A UNICA afirma que as vantagens em termos de meio ambiente do etanol sobre a gasolina são “amplamente conhecidas e profundas”. Aponta para um estudo da USP que mostra que a melhoria da qualidade do ar obtida com o uso mais intensivo do etanol leva a menos internações por doenças respiratórias e cardiovasculares, óbitos e custos para a saúde pública. Além disso, usar mais o álcool reduziria em até 90% a emissão dos gases causadores das mudanças climáticas. A UNICA cita até mesmo a agência ambiental americana, a EPA, na defesa do seu ponto de vista. De acordo com a UNICA, a EPA classifica a produção de etanol brasileiro como ”avançada” e que a produção brasileira é a única feita em larga escala a alcançar tal classificação em todo o mundo.

A UNICA contesta os números da ANFAVEA e dispõe de seus próprios cálculos. Segundo a entidade, a emissão de aldeídos aumentaria só 15% e a de NOx 20%. Argumentam ainda que quaisquer danos advindos disso, é contrabalançado pelo fato de que os carros, ao queimarem mais etanol e menos gasolina, produzem muito menos outros poluentes, como óxidos de enxofre e hidrocarbonetos cancerígenos como o benzeno, que decai em direta proporção ao aumento do uso de álcool, além da redução na emissão de gases carbônicos, monóxidos de carbono, diferentes hidrocarbonetos orgânicos e partículas finas. Por fim, a UNICA afirma que o aumento do consumo seria de apenas 1%.

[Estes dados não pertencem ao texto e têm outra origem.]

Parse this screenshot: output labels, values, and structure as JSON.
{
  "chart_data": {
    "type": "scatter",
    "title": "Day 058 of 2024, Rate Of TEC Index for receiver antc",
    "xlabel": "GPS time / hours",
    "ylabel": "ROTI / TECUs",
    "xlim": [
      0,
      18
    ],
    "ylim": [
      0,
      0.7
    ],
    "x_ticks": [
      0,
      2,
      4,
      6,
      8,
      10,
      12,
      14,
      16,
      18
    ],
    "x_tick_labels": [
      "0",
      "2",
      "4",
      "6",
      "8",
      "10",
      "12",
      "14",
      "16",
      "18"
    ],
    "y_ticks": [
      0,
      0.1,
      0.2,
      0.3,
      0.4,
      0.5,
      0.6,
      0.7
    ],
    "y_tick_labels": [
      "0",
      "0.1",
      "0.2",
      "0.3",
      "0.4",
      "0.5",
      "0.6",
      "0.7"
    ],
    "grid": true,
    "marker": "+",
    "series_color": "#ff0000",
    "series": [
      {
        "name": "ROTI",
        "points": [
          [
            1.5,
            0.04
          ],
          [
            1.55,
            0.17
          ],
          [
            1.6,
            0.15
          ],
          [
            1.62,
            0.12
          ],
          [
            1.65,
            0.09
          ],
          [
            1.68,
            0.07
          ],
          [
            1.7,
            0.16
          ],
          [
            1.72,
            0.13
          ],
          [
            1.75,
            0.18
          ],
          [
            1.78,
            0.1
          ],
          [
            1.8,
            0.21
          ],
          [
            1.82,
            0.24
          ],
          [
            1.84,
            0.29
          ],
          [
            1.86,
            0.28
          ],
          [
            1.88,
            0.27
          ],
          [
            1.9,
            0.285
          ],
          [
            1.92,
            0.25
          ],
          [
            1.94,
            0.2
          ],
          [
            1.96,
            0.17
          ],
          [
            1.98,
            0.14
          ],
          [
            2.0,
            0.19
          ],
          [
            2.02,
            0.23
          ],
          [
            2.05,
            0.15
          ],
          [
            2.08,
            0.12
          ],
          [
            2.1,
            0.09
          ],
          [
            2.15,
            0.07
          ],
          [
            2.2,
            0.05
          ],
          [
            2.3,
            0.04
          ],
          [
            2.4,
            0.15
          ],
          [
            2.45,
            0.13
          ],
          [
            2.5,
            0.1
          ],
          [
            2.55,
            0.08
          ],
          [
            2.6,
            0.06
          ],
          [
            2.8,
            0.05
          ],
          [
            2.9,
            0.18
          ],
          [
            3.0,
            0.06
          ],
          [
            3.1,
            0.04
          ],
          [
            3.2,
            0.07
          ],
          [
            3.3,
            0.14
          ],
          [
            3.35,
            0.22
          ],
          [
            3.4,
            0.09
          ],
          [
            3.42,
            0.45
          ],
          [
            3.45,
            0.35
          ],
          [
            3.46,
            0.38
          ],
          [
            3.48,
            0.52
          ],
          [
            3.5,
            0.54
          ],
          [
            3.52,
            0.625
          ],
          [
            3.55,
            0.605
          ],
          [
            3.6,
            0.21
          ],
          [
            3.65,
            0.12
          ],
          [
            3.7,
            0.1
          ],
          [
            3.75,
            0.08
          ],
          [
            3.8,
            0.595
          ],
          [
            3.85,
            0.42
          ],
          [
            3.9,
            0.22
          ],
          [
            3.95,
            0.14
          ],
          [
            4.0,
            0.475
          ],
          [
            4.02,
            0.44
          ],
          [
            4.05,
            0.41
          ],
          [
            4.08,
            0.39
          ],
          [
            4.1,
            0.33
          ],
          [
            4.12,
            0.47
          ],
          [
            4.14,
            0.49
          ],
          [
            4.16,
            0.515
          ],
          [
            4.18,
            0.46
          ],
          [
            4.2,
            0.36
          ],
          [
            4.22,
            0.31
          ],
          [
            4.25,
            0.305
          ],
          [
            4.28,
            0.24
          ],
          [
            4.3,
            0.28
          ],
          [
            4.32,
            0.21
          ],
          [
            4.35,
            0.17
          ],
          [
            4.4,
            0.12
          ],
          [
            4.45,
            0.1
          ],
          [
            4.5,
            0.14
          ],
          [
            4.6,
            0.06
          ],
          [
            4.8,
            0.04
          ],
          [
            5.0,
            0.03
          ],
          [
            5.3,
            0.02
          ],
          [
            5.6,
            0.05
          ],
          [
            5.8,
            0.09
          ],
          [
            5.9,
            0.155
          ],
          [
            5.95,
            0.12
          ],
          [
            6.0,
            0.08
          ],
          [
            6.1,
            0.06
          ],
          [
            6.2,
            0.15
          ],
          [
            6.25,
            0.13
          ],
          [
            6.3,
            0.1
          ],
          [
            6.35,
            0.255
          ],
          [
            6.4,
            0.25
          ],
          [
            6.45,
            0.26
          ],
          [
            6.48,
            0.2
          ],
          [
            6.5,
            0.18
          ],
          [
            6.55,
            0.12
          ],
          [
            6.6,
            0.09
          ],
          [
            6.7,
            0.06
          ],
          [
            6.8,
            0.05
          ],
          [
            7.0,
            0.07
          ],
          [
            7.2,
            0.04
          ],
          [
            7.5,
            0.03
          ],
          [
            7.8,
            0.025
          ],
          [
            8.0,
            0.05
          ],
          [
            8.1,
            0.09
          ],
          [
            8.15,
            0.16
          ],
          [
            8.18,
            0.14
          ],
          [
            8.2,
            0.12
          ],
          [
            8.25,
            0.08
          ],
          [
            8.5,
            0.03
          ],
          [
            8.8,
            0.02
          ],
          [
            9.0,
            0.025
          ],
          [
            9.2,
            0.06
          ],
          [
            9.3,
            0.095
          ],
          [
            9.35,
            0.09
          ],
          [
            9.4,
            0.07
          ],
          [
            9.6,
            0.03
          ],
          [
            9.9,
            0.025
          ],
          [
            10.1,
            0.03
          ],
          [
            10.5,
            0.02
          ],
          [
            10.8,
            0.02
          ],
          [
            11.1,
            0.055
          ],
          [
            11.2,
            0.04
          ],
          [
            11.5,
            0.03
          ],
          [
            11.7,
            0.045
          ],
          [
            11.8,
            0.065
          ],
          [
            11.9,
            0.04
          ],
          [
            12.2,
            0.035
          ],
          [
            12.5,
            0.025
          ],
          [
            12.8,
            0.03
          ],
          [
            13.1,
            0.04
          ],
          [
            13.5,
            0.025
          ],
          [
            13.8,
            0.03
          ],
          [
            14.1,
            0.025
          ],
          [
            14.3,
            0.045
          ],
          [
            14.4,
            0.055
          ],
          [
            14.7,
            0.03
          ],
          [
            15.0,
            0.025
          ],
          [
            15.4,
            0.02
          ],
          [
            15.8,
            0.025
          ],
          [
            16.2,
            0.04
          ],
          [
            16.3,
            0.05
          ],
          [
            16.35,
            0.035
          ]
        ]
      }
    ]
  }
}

Quanto ao governo, o patrocinador oficial da medida, o Ministério da Agricultura, defende a necessidade de balancear a produção e o consumo do etanol, além da premência de continuar incentivando o setor sucro-alcooleiro por diversas razões, entre as quais a criação de tecnologia e empregos, e a proteção ao meio ambiente. É claro, há quem defenda que os interesses do governo são outros, como, por exemplo, o controle da inflação, ainda mais em ano eleitoral.

Dependente agora apenas de regulamentação pelo Ministério de Minas e Energia, nós logo estaremos usando mais etanol em nossos carros. Presos entre os fluxos e os contrafluxos dos jogos milionários das mais poderosas figuras da sociedade, os consumidores se sentem inseguros e desamparados, jogados para lá e para cá, ao sabor das ondas, numa praia suja.